- Dabney Dabney
- Coordinates: 29°09′45″N 100°05′58″W﻿ / ﻿29.16250°N 100.09944°W
- Country: United States
- State: Texas
- County: Uvalde
- Elevation: 1,060 ft (320 m)
- GNIS feature ID: 1379629

= Dabney, Texas =

Dabney (also known as Whitesmine) is a former mining community in Uvalde County, Texas, United States. Dabney was located at the end of Ranch to Market Road 1022 in southwestern Uvalde County, 19 mi west-southwest of Uvalde.

==History==
An asphalt mine opened at Dabney in 1888. J. G. Smyth bought a plot of land which included the mine site at Dabney in 1891. The mine closed in 1900 and was reopened around 1923 by R. L. White, who leased the property from the owners of the Smyth Ranch. Dabney once had a school, which had 31 students in 1906. In 1941, White attempted to close the mine and remove the remaining asphalt without paying the ranch owners.
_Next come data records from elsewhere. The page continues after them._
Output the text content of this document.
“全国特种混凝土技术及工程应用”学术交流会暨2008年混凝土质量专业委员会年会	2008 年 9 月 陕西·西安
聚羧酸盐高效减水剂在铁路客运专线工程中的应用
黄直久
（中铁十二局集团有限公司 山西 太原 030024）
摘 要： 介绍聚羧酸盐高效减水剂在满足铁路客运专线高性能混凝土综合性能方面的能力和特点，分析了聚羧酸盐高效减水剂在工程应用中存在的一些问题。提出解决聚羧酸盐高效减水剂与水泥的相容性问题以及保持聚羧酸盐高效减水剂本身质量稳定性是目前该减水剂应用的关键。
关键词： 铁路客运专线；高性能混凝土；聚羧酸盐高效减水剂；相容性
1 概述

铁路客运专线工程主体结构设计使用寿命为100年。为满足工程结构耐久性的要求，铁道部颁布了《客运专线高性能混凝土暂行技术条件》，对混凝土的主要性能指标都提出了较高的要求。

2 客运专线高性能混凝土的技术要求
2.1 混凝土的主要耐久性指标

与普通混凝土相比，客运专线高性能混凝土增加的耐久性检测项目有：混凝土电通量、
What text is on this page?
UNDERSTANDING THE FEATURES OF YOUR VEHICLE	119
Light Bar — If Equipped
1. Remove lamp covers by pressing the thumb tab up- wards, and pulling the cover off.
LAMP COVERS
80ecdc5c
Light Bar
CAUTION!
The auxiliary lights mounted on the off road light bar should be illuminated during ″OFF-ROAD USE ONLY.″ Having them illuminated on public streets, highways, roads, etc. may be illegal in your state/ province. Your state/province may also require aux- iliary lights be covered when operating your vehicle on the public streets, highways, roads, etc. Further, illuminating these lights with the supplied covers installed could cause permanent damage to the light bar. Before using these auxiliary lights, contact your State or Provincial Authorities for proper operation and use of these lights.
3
The owners took the issue to court, and the Texas Supreme Court ultimately ruled against White in 1947. By this time all but one house in Dabney was abandoned, though the population grew to 25 by 1966. The town had thirty people, two mines, and a business as of 1988. The Vulcan Materials Company took over the mines at Dabney in 1990; by this time, the mine operators claimed the town had no residents.